An important aspect shown by this study is related to diabetes routines and their influence in the child's life, showing the change in the family routine is inevitable and radical. Diabetes mellitus type 1 entails individual implications that relate to acceptance of the disease and treatment, which make the difference in the context of the life of these individuals and interfering with their quality of life and survival(19).

This study found that the physical exercise is not considered as part of the treatment of children with type 1 DM. Caregivers reported that the children were playing, and the majority did not perform a specific physical activity, either by family and financial conditions/or because the school did not offer this activity.

The daily monitoring of blood glucose levels is an essential aspect in the management of type 1 DM(1). The literature emphasized lower adherence and a certain difficulty of diabetics to incorporate this important tool for achieving metabolic control, as it allows the identification of episodes of hypoglycemia, hyperglycemia control, adjust the medication and preventing complications(17).

Furthermore, it is also important in pediatric patients, to monitor the incidence of hypoglycemia. Depending on the age, the child, may vary in their feeding pattern which makes the proper adjustment of the dose and insulin regimen. Therefore, it should be noted the importance of persisting in glycemic control, so they do not have early complications of type 1 DM, such as micro-angiopathy(4).

A problematic aspect observed in this study is the insulin administration technique. Although the vast majority knew performing step by step properly, the concern should be with the failures and those who did not use the technique correctly. Therefore, it is necessary to strengthen the guidance and the continuous repetition. Some aspects should be considered, such as the preparation of insulin (combined or not), the graduation of the syringe doses, ways of administration, local and application technique, the rotation of places; insulin storage and disposal of the material used(4,10,23).

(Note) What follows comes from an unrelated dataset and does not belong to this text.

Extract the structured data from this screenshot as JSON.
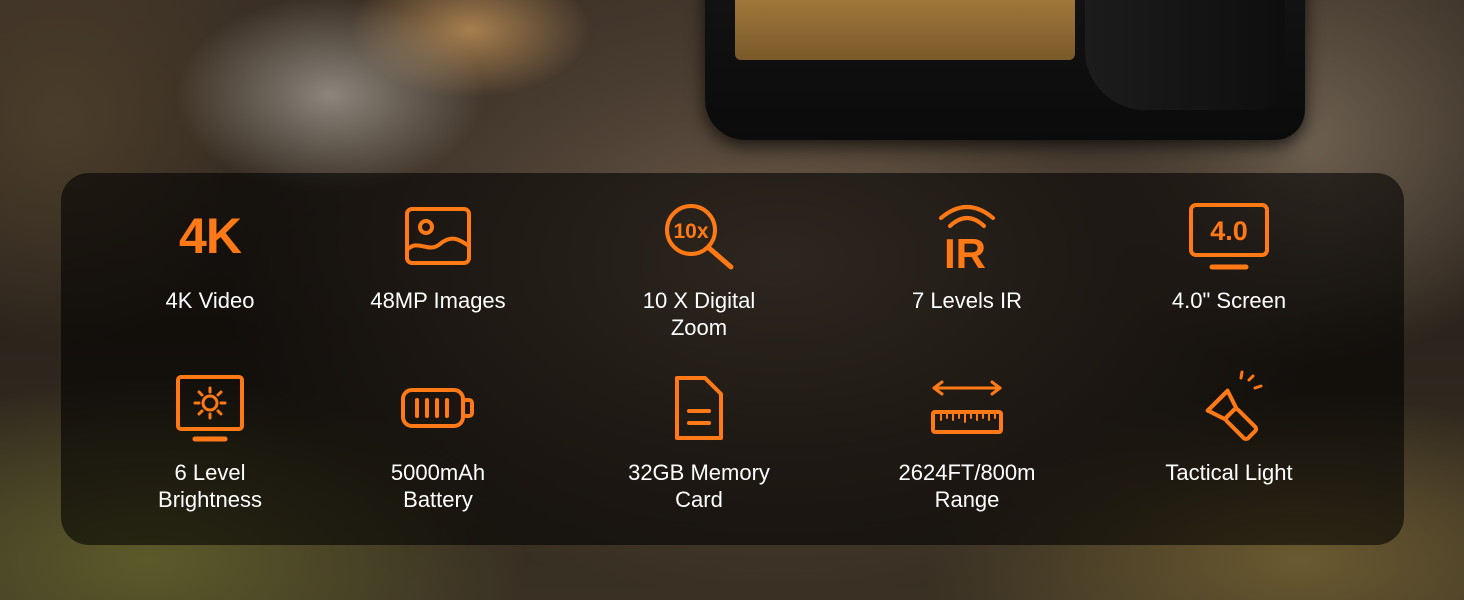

Analyzing the diet from the Results of IMDSES scale, it was observed that their maintenance and compliance with mealtimes were held by the majority of the children interviewed. The food monitoring, as well as the management of food changes, are an essential part of the treatment of diabetes(15). In this context, there is the participation of the nutritionist in diabetes education because it is up to him further deepening this issue(17).

Therefore, considering the criteria for evaluating the effectiveness of the education program: Regular physical activity practice; Change in eating habits; Good psychosocial adaptation; Adherence to the dosage of the medication regimen; Adequate self-monitoring of blood glucose; Reduction of the risk of chronic complications (improvement in glycemic control); Individual's ability to properly correct hypoglycemia and hyperglycemia(9) and the Results of this study, it was observed that the education program in diabetes has good efficacy. However, it is necessary to consider and strengthen some important aspects of the management of diabetes to be adequate and provide a better quality of life of affected children.



It is understood that the caregivers have adequate knowledge about the disease and the factors surrounding it, such as treatment and diet. However, they demonstrated the need to strengthen some aspects such as control of hypoglycemia, the type 1 DM management and better development of the criteria considered important in assessing a diabetes program, especially ability to properly correct the hypoglycemia and hyperglycemia, adherence the regimen of medication and regular physical activity, improving the effectiveness of diabetes education, as well as answering to the health needs of this population, providing quality of life for children with diabetes and their families.